J´ai un question. Vous avez mencionné l ´extréme droit comme appartenante aux « fascismes ». Pourquoi pas l´extréme gauche ?
Vous connaissez l´expression que le fascisme – c´est tous que contredis aux stalinisme. – donc vous négligéz le marx-léninisme dans le progrés idéologique …
Non. Pas de tout. Le regime gouvernmental russe n’est pas fasciste. Çá c’est une reponse de la propagande occidental à lá position russe sur le nazisme qui à ête integre par l’État ucraniane dans son appareille pour massacre les russofones du Donebass. C’est pas une vrais question.
Il est si facile de montrer la paille dans l’oeil du voisin Poutine pour éviter de voir la poutre dans celle de nos soi-disant « démocraties occidentales », tout cela parce que la propagande médiatique nous empêche de voir cette poutre. C’est aussi tellement plus confortable pour nos esprits.
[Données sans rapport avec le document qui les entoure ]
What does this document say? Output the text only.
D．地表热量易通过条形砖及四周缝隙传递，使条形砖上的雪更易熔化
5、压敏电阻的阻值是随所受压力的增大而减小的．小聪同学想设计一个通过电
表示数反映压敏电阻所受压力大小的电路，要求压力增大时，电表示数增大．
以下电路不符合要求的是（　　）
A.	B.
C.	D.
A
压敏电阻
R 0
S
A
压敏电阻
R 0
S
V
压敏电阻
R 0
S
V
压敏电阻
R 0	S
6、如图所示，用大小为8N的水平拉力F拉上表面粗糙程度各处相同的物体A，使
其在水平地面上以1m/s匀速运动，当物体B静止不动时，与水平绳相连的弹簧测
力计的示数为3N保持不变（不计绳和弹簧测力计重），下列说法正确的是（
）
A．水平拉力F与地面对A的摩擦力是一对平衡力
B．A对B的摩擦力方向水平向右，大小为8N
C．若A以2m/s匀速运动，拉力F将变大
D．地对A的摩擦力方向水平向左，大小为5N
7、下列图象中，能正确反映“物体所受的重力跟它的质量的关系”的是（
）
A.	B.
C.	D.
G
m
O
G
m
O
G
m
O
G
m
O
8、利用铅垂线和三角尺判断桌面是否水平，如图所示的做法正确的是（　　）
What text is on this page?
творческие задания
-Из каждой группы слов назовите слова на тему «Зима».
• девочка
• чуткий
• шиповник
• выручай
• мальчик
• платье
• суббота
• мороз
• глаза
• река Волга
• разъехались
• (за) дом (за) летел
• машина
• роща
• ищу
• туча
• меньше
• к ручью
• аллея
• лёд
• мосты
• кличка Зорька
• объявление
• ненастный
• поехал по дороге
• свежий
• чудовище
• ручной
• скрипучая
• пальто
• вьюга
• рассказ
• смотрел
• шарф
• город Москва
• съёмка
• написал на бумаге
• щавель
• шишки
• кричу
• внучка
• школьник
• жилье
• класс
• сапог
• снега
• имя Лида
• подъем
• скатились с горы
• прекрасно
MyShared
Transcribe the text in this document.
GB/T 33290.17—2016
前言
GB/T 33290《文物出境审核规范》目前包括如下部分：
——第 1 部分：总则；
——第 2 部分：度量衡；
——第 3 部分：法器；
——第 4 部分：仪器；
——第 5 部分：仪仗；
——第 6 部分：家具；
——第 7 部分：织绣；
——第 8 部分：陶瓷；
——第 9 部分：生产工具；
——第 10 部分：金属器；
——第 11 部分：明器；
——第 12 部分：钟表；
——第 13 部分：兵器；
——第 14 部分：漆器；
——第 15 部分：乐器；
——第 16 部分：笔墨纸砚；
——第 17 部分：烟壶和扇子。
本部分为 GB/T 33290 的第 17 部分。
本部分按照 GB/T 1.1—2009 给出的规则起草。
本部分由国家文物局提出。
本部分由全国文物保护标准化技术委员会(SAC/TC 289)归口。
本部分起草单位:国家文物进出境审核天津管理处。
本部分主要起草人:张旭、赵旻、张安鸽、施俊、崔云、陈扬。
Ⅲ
http://euro-synergies.hautetfort.com/archive/2022/06/03/la-volonte-d-impuissance.html
L’intense propagande à laquelle nous sommes soumis brouille les idées. Je remarque que la plupart des commentaires utilise le mot sur le mode « insulte », non sur le mode concept. Rien de surprenant. Pour tenter d’y voir moins sombre il faudrait, me semble-t-il, savoir ce qu’on entend par « Poutine ». Un peu comme avec « Hitler », mot bien pratique qui permet de dire tout le mal qu’on pense de l’ennemi sans insulter le peuple qui l’avait élu et soutenu jusqu’à la fin. Selon une de mes sources, l’offensive contre l’OTAN en Ukraine avait été demandée par la Douma (Assemblée Nationale Russe). Washington semble penser que tout rentrerait dans l’ordre si « Poutine » était viré (aux dernières nouvelles on l’accuse d’avoir le cancer). Rien n’est moins sûr. On peut trouver Russe plus radical et, au petit jeu du nucléaire, la Russie a des capacités de résilience que les Etats-Unis n’ont pas, pour ne rien dire que notre pauvre Europe…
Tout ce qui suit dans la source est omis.